While Stormont typically follows Britain on welfare changes for practical reasons, the power vacuum creates uncertainty.

It also creates uncertainty on how an extra £40m “to widen participation in further and high education” in the north will be spent in the next year, not to mention the £3m for tackling paramilitarism.

But, Government ministers yesterday played down the language contained in Treasury documents suggesting Northern Ireland would not be able to set up an investment zone without an executive in place.

Announcing plans for 12 such zones, Jeremy Hunt said the zones will have access to £80m of support for skills, infrastructure, tax reliefs and business rates retention.

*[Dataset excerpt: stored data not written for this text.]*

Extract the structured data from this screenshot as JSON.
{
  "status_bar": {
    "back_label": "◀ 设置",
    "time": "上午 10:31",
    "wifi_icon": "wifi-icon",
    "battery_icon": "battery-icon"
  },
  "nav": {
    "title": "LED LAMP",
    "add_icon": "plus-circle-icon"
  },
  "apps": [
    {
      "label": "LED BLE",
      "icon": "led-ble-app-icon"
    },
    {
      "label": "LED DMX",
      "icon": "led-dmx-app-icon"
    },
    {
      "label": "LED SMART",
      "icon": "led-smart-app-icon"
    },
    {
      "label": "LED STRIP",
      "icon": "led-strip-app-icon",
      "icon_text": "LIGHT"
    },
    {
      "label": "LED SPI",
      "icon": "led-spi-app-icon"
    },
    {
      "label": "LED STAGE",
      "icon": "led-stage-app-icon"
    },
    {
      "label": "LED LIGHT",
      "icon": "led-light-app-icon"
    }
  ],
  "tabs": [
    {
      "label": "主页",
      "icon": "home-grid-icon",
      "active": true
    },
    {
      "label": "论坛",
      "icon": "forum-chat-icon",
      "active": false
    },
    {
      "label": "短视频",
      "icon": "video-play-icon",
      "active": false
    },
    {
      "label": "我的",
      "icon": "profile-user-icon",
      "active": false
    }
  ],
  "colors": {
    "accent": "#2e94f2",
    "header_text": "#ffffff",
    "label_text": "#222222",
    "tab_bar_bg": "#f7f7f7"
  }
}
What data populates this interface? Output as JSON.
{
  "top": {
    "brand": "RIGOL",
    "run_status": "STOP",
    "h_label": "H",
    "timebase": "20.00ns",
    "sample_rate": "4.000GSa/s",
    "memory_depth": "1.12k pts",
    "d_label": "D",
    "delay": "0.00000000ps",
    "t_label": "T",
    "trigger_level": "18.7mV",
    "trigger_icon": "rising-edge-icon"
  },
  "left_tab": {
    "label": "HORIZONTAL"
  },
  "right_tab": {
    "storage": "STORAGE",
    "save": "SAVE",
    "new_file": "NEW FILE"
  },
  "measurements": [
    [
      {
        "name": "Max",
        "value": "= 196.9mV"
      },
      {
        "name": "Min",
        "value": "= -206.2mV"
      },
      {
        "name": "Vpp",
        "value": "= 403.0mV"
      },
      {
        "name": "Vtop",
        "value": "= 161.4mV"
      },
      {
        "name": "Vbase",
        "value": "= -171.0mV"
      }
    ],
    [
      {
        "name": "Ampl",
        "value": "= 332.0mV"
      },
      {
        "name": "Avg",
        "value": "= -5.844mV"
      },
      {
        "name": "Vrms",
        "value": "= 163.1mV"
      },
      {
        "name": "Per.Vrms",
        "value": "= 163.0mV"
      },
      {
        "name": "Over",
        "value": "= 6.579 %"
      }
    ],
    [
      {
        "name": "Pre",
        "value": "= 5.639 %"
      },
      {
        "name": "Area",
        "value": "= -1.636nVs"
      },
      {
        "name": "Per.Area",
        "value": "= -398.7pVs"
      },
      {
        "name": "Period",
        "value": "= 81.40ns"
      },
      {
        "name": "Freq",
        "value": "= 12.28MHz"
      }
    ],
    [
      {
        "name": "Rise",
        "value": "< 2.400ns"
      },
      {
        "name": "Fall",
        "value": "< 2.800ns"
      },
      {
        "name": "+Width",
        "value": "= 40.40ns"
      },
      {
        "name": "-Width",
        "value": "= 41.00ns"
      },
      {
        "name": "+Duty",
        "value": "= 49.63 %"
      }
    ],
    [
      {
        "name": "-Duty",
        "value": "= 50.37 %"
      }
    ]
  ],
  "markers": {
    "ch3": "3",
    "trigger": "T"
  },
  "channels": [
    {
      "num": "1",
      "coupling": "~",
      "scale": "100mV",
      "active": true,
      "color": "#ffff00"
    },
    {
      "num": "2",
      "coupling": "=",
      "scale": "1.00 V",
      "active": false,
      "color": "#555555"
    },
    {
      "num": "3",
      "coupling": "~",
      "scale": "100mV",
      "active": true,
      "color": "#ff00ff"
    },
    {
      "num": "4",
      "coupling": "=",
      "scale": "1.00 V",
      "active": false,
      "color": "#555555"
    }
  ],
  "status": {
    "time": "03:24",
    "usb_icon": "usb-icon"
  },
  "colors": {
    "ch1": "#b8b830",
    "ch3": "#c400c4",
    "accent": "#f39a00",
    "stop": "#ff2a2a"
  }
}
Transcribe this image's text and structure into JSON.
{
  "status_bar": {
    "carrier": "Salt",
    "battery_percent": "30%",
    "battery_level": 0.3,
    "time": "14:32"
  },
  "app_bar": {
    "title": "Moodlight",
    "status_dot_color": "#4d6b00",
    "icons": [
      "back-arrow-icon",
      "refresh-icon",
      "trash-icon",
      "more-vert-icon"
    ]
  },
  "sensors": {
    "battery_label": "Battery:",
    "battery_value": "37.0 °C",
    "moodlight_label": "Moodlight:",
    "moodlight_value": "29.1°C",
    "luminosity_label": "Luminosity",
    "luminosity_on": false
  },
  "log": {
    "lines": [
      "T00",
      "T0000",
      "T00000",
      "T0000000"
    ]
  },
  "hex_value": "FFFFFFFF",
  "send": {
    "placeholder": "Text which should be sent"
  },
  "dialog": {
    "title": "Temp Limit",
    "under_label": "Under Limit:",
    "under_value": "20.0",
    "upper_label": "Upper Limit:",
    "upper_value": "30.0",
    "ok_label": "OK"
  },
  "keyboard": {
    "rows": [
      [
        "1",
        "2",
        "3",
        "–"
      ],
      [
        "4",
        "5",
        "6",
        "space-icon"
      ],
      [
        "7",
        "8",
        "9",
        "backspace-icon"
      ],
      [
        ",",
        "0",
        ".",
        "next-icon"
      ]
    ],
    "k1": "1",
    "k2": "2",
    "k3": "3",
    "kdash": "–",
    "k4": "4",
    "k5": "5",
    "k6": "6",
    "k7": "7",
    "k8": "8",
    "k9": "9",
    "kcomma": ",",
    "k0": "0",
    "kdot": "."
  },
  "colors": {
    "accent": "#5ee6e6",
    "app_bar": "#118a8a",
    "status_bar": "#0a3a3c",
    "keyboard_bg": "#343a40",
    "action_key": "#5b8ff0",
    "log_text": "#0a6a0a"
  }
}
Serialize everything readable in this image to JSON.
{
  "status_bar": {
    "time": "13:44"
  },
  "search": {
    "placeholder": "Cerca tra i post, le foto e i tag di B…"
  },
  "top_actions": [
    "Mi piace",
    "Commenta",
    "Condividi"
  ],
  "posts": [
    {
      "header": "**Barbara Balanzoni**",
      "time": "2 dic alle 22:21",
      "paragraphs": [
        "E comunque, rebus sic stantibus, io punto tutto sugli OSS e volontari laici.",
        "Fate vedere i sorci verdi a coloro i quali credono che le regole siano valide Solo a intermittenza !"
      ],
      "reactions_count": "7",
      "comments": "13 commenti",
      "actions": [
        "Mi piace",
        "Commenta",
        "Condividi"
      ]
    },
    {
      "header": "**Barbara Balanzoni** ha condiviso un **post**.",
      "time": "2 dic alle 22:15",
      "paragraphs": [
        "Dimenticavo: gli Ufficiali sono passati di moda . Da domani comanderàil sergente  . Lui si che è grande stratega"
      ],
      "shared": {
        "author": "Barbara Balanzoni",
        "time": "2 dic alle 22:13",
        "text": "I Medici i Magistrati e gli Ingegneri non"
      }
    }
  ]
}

Speaking to journalists yesterday, NIO Minister Steve Baker said: “The problems which Northern Ireland will face if the executive is not restored, will go far beyond the investment zone.

“I am acutely conscious of the state of health in particular, there are infrastructure issues that need to be dealt with and great many things just need to be dealt with by devolved government.”

Referring to the DUP’s continued boycott of Stormont and its internal deliberation over the Windsor Framework, Mr Baker said: “That's why we're all somewhat on tenterhooks waiting for the DUP’s decision.

“It is a decision which will be acutely important, and the consequences of which will be long lasting for the 1.9 million people of Northern Ireland and I very much hope like me, the DUP feel able to accept the compromises in this agreement.”

One benefit of the Windsor Framework was on show in Wednesday’s Budget.

Although alcohol duty rates will rise in line with inflation from August, Jeremy Hunt confirmed that a freeze on duty for draft beer in pubs will be extended to the north.

Road users here will also benefit from the 12-month freeze on fuel duty.

However, the downgrading of support through the domestic energy price guarantee scheme from April will likely result in a hike in the price of electricity.

One of the biggest potential changes for mid to higher earners is the extension of the tax-free allowance from £40,000 to £60,000, which could encourage senior doctors to avoid early retirement to avoid penalties for breaching their pension savings allowance.

Meanwhile, businesses here earning profits of more than £250,000 will also pay corporation tax of 25 per cent from next month, double the rate of the Republic.

The Chancellor said a new policy of ‘full expensing’ will mean businesses investing in IT equipment, plant or machinery will be able to benefit from tax deductions.